Our team worked using Scrum. Viktoria acted as Scrum Master, coordinating sprint planning and progress, while Nathanael acted as Product Owner, managing the backlog and reviewing product increments. The rest of the team worked as developers and/or researchers depending on current demands. We divided the work through sprint planning, GitHub issues, and PRs. Each team member focused on specific parts of the system, such as conflict handling, negotiation, testing, or code quality. Collaboration improved throughout development as we clarified acceptance criteria and reviewed each other’s work. We experienced some teamwork challenges halfway through development, but were able to work those out through open discussion and clarifying commitments. We are most proud of delivering a working multi-agent traffic simulation with bidding and fallback systems.

The technologies

Languages:

  • Python: implementation of the simulation, autonomous agents, traffic rules, bidding logic, testing, and command-line interface.

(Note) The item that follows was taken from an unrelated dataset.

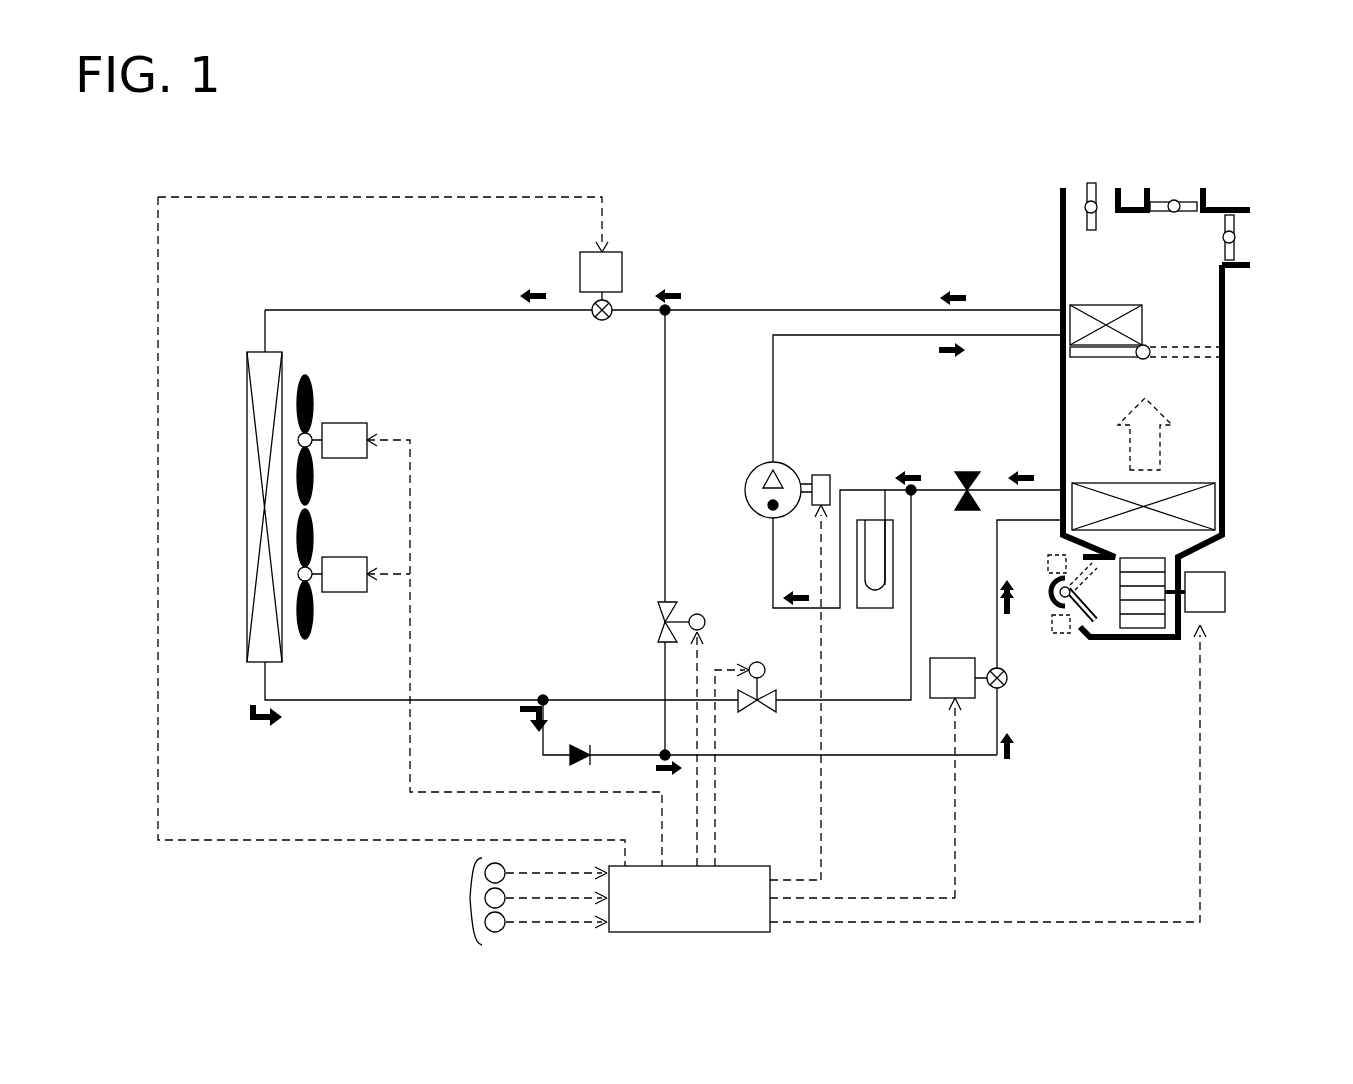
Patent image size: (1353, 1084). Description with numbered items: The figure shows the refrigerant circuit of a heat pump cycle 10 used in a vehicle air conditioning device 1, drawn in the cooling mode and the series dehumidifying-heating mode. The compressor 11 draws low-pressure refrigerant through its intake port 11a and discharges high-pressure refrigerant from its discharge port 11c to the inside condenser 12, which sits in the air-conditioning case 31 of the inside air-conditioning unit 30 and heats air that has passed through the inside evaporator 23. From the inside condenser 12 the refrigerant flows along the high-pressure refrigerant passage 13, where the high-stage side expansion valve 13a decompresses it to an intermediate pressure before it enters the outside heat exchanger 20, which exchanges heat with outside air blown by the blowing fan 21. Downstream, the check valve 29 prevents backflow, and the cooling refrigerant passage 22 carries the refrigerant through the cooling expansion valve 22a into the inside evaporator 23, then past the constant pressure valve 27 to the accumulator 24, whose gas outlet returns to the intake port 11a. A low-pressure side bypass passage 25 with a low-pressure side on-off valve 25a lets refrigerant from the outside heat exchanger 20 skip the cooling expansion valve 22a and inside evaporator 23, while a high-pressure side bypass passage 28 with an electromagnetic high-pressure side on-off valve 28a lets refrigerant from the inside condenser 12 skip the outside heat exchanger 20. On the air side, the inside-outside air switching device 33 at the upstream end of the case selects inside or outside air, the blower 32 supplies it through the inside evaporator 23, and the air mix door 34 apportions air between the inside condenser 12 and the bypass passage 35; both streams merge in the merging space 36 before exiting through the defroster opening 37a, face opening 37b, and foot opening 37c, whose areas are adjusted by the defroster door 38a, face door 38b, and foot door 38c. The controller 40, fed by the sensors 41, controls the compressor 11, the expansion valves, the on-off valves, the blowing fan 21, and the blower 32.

Important frameworks and libraries:

  • Pygame: 2D rendering, simulation window, input handling, and visualization of the crossroad environment.
  • Python multiprocessing: running simulations and graphing/comparison modes in separate processes.
  • NumPy and Matplotlib: graphing and analysis tools for simulation results.

Tooling:

  • pytest and unittest: automated tests for spawning, bidding behaviour, fallback rules, priority rules, and smoke checks.
  • Ruff: Python linting and code quality checks.